コロナ禍真っ盛りな頃、『あーーぁ、もう家にいたくない、だからって行くところもないし…』美人ママが嘆いた。

旦那さんの仕事が100%テレワークになって、ずっと一緒にいることのストレスがたまらないのだと言う。
1日三食用意することもしんどいし、なにより、24時間一緒に居ることで嫌なところがどんどん目についてきて、今や一つ屋根の下にいることすら苦痛になってきたのだそうだ。
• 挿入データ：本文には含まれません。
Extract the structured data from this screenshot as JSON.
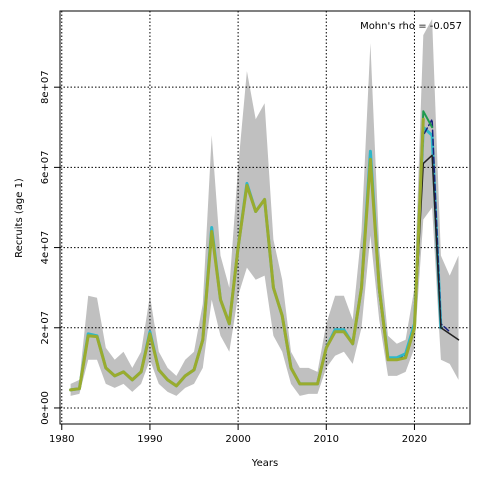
{
  "chart_data": {
    "type": "line",
    "xlabel": "Years",
    "ylabel": "Recruits (age 1)",
    "annotation": "Mohn's rho = -0.057",
    "xlim": [
      1979.8,
      2026.3
    ],
    "ylim": [
      -4000000,
      99000000
    ],
    "x_ticks": [
      1980,
      1990,
      2000,
      2010,
      2020
    ],
    "x_tick_labels": [
      "1980",
      "1990",
      "2000",
      "2010",
      "2020"
    ],
    "y_ticks": [
      0,
      20000000,
      40000000,
      60000000,
      80000000
    ],
    "y_tick_labels": [
      "0e+00",
      "2e+07",
      "4e+07",
      "6e+07",
      "8e+07"
    ],
    "grid": true,
    "grid_style": "dotted",
    "band": {
      "color": "#c0c0c0",
      "x": [
        1981,
        1982,
        1983,
        1984,
        1985,
        1986,
        1987,
        1988,
        1989,
        1990,
        1991,
        1992,
        1993,
        1994,
        1995,
        1996,
        1997,
        1998,
        1999,
        2000,
        2001,
        2002,
        2003,
        2004,
        2005,
        2006,
        2007,
        2008,
        2009,
        2010,
        2011,
        2012,
        2013,
        2014,
        2015,
        2016,
        2017,
        2018,
        2019,
        2020,
        2021,
        2022,
        2023,
        2024,
        2025
      ],
      "lower": [
        3000000,
        3500000,
        12000000,
        12000000,
        6000000,
        5000000,
        6000000,
        4000000,
        6000000,
        12000000,
        6000000,
        4000000,
        3000000,
        5000000,
        6000000,
        10000000,
        27000000,
        18000000,
        14000000,
        28000000,
        35000000,
        32000000,
        33000000,
        18000000,
        14000000,
        6000000,
        3000000,
        3500000,
        3500000,
        10000000,
        13000000,
        14000000,
        11000000,
        20000000,
        43000000,
        22000000,
        8000000,
        8000000,
        9000000,
        15000000,
        47000000,
        50000000,
        12000000,
        11000000,
        7000000
      ],
      "upper": [
        6000000,
        7000000,
        28000000,
        27500000,
        15000000,
        12000000,
        14000000,
        10000000,
        14000000,
        28000000,
        14000000,
        10000000,
        8000000,
        12000000,
        14000000,
        26000000,
        68000000,
        38000000,
        30000000,
        60000000,
        84000000,
        72000000,
        76000000,
        42000000,
        32000000,
        14000000,
        10000000,
        10000000,
        9000000,
        21000000,
        28000000,
        28000000,
        22000000,
        44000000,
        91000000,
        40000000,
        18000000,
        16000000,
        17000000,
        30000000,
        93000000,
        97000000,
        38000000,
        33000000,
        38000000
      ]
    },
    "series": [
      {
        "color": "#2eb7c9",
        "width": 3,
        "dash": "",
        "x": [
          1981,
          1982,
          1983,
          1984,
          1985,
          1986,
          1987,
          1988,
          1989,
          1990,
          1991,
          1992,
          1993,
          1994,
          1995,
          1996,
          1997,
          1998,
          1999,
          2000,
          2001,
          2002,
          2003,
          2004,
          2005,
          2006,
          2007,
          2008,
          2009,
          2010,
          2011,
          2012,
          2013,
          2014,
          2015,
          2016,
          2017,
          2018,
          2019,
          2020,
          2021,
          2022,
          2023
        ],
        "values": [
          4500000,
          4800000,
          18500000,
          18000000,
          10000000,
          8000000,
          9000000,
          7000000,
          9000000,
          19000000,
          9500000,
          7000000,
          5500000,
          8000000,
          9500000,
          17000000,
          45000000,
          27000000,
          21000000,
          40000000,
          56000000,
          49000000,
          52000000,
          30000000,
          23000000,
          10000000,
          6000000,
          6000000,
          6000000,
          15000000,
          19500000,
          19500000,
          16000000,
          30000000,
          64000000,
          30000000,
          12500000,
          12500000,
          13500000,
          21000000,
          70000000,
          68000000,
          20000000
        ]
      },
      {
        "color": "#1a237e",
        "width": 1.5,
        "dash": "6,3",
        "x": [
          2018,
          2019,
          2020,
          2021,
          2022,
          2023,
          2024
        ],
        "values": [
          12000000,
          13000000,
          20000000,
          68000000,
          72000000,
          21000000,
          19000000
        ]
      },
      {
        "color": "#1f9a4f",
        "width": 2,
        "dash": "",
        "x": [
          2016,
          2017,
          2018,
          2019,
          2020,
          2021,
          2022
        ],
        "values": [
          29000000,
          12000000,
          12000000,
          12500000,
          20000000,
          74000000,
          70000000
        ]
      },
      {
        "color": "#222222",
        "width": 1.5,
        "dash": "",
        "x": [
          2019,
          2020,
          2021,
          2022,
          2023,
          2024,
          2025
        ],
        "values": [
          13000000,
          20000000,
          61000000,
          63000000,
          20000000,
          18500000,
          17000000
        ]
      },
      {
        "color": "#9aab2e",
        "width": 3,
        "dash": "",
        "x": [
          1981,
          1982,
          1983,
          1984,
          1985,
          1986,
          1987,
          1988,
          1989,
          1990,
          1991,
          1992,
          1993,
          1994,
          1995,
          1996,
          1997,
          1998,
          1999,
          2000,
          2001,
          2002,
          2003,
          2004,
          2005,
          2006,
          2007,
          2008,
          2009,
          2010,
          2011,
          2012,
          2013,
          2014,
          2015,
          2016,
          2017,
          2018,
          2019,
          2020,
          2021
        ],
        "values": [
          4500000,
          4800000,
          18000000,
          17800000,
          10000000,
          8000000,
          9000000,
          7000000,
          9000000,
          18500000,
          9500000,
          7000000,
          5500000,
          8000000,
          9500000,
          17000000,
          44000000,
          27000000,
          21000000,
          40000000,
          55500000,
          49000000,
          52000000,
          30000000,
          23000000,
          10000000,
          6000000,
          6000000,
          6000000,
          15000000,
          19000000,
          19000000,
          16000000,
          30000000,
          62000000,
          30000000,
          12000000,
          12000000,
          12500000,
          20000000,
          72000000
        ]
      }
    ]
  }
}
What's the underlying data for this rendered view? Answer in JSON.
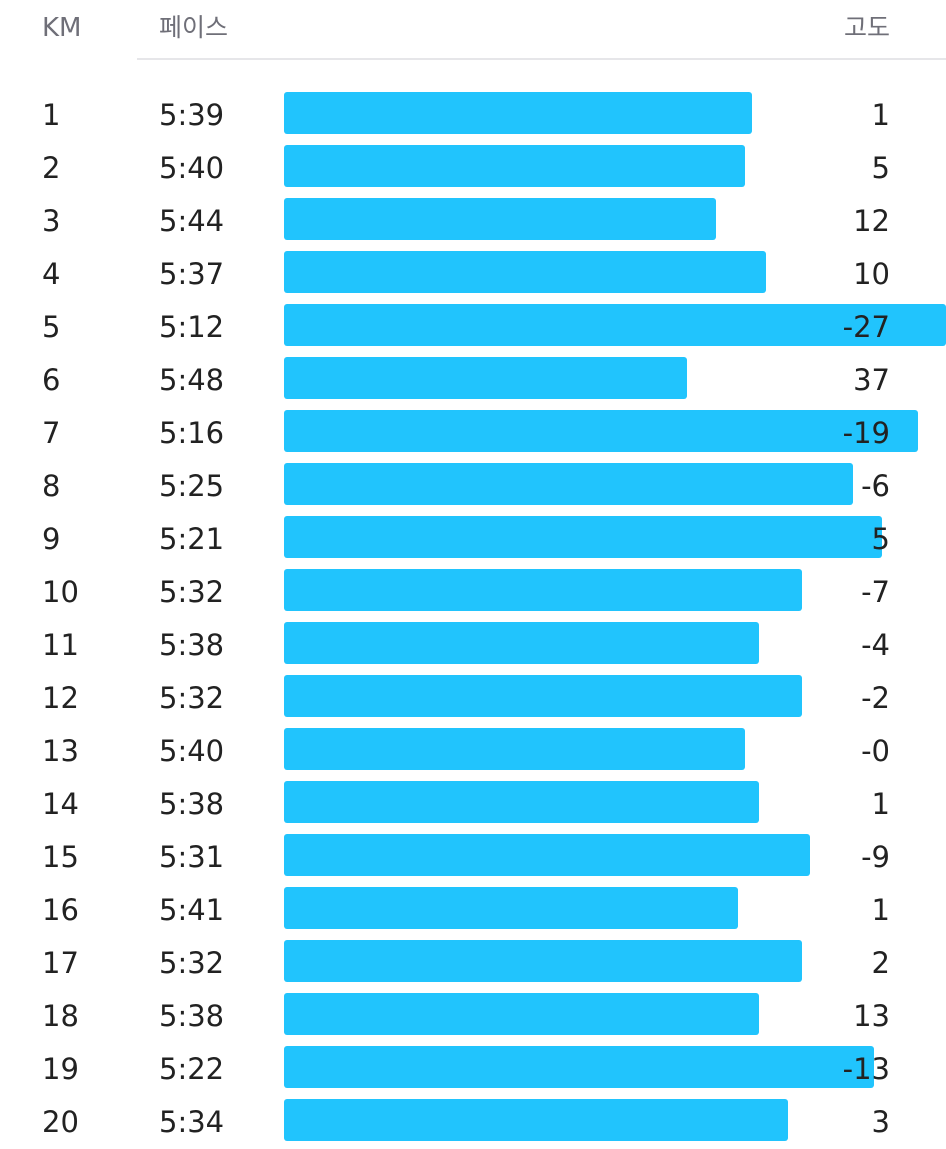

日に日にケンカも増えてきて、とうとう旦那さんは掟破りのあのセリフ。
「誰の稼いだお金で暮らせてるとおもってんだよ!」砲を放った。
「あんちゃん、それを言っちゃあおしめーよ」寅さんならそう言うだろう。

吉日にいつも私が働いているわけではないので、彼女と顔を合わすのは1か月に3、4回くらいだろうか。
その度に旦那さんへの愚痴を吐露していたが、だんだん深刻さを増してくるその話しの内容に、他人事ながらも気になってくる。

『親族でもなく、友達でもないからこそ本音が言えちゃうんですかね』弱々しく笑いながらそんなことを言っていた。
赤ちゃんがいて自由に動くこともできない。
子育て、家事、三食の支度に片付け。
家で仕事をしているから、静かにしていなくてはならない。
疲れた顔から、ストレスが溜まっているのが手に取るようにわかる。

『どちらかの親御さんに子どもを預けて、リフレッシュとかできないの?』

『どっちの親も遠くにいるから…』

『そっかぁ…』


話すようになってから数ヶ月が経ち、次の季節に変わり始めてきたころの吉日。
『こんにちは〜』最近見ることのなかった晴れやかな笑顔の彼女がやって来た。

『コロナも落ち着いてきたから、だんだん家で仕事していた人達も会社に行くようになったね〜』

『まったく。うちの旦那の会社はこのままずっとテレワークなんだってさ。あたし決めたの!離婚するから!』

『えっ?いつ?』

『すぐじゃないの。あのね、もし、宝くじが当たったらすぐ!即、離婚!アハハッ
当たらなかったとしても、下の子が小学生になるときに離婚するわ!
決めたの!もう自分の親には話してあるの。
それまでは節約して、こっそりお金を貯めることにした!』

サッパリした顔で話している彼女は、別人のように明るい。

数年後に彼女がどうなっているかはわからないが、明確な目標を見つけたことで、1つ峠を越えたのだろう。
人の顔はこうも変わるものかと、美人に相応しい笑顔を見てそう思った。

それにしても、彼女と自分、同じ種族とは思えないなぁ… 羨ましいわぁ。

旦那さ〜ん、今ならまだ間に合うかもよ〜!と教えてあげたくなった。




唐突に、脈略もなく書いてしまう。
昨日まで私は、最近よく耳にする「タスク」という言葉を男性の名前だと思っていた。